FAU presidential search panelist: Our work has been ‘slandered’ | Opinion
The intersection of politics and academia is at the same time both fragile and dangerous. This has never been more clear than this past week, when it appears that political influence may have pressured the State University System Board of Governors to halt the search process for the next president of Florida Atlantic University.
Numerous press reports suggest that the motive for this interference is that the university committee empowered to conduct the search did not include the governor’s reported personal selection for the position among the three outstanding candidates put forward to the school’s board of trustees for nomination to the position.
If correct, these reports would indicate a continuing trend of meddling in the state university and state college presidential searches to award these important positions to favored politicians, as has been reported in the most recent searches at the University of Florida, New College of Florida, and South Florida State College.

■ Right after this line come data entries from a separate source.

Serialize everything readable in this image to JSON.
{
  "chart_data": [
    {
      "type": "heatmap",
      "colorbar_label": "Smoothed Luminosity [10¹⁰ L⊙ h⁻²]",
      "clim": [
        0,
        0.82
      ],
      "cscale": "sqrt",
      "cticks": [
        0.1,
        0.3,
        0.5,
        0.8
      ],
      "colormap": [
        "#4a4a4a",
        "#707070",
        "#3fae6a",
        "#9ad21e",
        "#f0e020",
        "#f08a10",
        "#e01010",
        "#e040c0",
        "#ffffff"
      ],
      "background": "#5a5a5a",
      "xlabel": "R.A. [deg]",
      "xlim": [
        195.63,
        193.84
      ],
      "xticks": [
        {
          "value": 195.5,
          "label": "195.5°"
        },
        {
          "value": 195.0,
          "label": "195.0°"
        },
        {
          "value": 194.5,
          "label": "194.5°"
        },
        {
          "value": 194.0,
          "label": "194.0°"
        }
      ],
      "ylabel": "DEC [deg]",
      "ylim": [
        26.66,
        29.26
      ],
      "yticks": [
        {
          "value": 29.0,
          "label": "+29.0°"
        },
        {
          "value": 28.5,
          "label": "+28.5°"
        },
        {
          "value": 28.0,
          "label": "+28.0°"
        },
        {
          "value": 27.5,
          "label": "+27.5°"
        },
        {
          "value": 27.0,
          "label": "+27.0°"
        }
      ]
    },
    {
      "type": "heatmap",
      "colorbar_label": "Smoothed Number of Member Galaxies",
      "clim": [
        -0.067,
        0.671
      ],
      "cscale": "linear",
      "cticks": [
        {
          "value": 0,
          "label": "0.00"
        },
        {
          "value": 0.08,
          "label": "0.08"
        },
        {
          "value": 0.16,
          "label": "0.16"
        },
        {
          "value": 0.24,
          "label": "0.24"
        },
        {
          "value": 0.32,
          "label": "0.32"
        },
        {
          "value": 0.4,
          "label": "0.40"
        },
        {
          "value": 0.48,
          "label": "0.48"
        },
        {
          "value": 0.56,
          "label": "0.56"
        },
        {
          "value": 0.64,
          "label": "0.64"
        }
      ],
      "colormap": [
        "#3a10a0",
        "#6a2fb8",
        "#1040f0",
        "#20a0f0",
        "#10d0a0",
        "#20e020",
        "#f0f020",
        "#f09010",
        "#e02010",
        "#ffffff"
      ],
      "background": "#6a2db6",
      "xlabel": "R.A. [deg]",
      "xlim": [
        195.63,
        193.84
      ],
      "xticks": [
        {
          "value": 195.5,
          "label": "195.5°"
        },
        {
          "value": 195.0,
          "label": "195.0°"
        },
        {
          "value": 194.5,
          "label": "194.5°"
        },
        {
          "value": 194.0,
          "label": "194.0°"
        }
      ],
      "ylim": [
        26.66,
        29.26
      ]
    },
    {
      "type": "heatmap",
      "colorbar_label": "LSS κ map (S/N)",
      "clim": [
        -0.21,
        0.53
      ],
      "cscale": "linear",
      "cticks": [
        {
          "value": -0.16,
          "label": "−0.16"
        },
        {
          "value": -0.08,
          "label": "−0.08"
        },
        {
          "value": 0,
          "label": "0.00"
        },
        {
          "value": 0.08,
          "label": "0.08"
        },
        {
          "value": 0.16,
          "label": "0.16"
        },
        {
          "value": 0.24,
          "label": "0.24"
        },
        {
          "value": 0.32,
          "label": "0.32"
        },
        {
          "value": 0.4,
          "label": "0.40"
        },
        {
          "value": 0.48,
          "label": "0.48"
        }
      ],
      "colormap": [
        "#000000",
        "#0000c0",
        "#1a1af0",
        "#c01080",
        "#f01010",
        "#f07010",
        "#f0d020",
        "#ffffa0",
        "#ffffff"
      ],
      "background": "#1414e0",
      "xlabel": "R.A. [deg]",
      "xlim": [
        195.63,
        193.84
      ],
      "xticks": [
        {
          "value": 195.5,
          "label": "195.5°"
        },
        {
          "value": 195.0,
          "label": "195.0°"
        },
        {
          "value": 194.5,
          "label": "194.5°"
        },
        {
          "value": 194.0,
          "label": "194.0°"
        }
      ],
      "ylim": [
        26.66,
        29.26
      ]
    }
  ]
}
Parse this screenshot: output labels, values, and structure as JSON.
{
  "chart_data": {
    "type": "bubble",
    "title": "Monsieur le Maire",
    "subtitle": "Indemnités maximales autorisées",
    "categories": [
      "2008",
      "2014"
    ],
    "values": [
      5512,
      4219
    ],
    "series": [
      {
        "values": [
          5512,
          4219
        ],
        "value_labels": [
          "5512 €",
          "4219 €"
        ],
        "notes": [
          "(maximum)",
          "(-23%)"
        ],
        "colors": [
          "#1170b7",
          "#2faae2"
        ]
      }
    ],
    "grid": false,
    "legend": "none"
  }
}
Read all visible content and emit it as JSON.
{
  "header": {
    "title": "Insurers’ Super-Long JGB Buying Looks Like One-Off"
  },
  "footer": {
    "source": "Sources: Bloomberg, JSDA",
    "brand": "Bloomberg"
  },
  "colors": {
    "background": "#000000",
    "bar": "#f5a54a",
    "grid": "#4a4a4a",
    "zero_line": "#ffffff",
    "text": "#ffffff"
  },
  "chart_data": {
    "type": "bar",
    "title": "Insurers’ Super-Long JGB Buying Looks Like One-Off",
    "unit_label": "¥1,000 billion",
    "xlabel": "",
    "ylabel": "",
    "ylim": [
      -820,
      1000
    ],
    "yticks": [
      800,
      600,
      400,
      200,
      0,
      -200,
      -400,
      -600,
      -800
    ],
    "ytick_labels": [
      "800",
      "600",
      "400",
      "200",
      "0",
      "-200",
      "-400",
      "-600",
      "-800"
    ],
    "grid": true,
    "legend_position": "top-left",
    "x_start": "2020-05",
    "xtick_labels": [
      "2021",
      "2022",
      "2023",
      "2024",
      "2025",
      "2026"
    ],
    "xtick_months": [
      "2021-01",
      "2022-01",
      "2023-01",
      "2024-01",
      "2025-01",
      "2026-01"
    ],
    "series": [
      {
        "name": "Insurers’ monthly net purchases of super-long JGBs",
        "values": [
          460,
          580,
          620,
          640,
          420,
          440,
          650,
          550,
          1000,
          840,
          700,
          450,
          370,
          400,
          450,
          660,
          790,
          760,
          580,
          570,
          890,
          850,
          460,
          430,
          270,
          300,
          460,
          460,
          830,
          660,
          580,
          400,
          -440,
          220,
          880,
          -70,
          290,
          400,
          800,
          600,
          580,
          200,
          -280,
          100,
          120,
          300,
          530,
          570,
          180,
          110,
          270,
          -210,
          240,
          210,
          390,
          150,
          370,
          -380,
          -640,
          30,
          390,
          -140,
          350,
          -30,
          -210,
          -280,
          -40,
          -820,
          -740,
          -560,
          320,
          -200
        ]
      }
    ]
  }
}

To effect this outrageous suspension of search activities, the chancellor of the Florida Board of Governors, which oversees the state university system, has accused the presidential search committee of improper activity in its search process based on wholly inaccurate and out of context actions. The search committee was comprised of a broad-based representation of FAU stakeholders, including representatives of the faculty, students, administration, outside educators and donors, all of the highest pedigrees. I have been honored to be included in this group.
The search resulted in over 60 applications for the position, 12 of which were sitting or former university presidents, another dozen or more senior university administrators, and other candidates with varying degrees of alternative backgrounds. The finalists that the search committee overwhelmingly put through to the university Board of Trustees included a vice admiral and superintendent of the United States Naval Academy, a former chancellor of the University of North Carolina-Wilmington, and a dean and former interim vice president of Florida State University.
As a participant in the selection process, I feel comfortable that we had appropriate access to all of the applicants and their backgrounds, and we had thoughtful and thorough committee discussions about them. I am excited with the candidates we have put forward. I feel personally outraged and slandered by the implications of the chancellor’s letter on me and my colleagues, for what appears to be an attempt to unwind our successful, hard work and reopen a search for a candidate more to the liking of certain politicians.
The search committee followed a process required of it by the Board of Governors, who had a representative on the committee. This process resulted in recommendations of the finalists who were most qualified for the job. Chancellor Ray Rodrigues should respect our decision and allow the process to proceed.
Dick Schmidt has been a South Florida business leader for many years and he and his family are FAU’s largest donors. Schmidt is a member of the FAU presidential selection committee, an FAU graduate (class of 1970) and former assistant professor at FAU College of Business. As the CEO of Schmidt Companies, he lives and works in Boca Raton.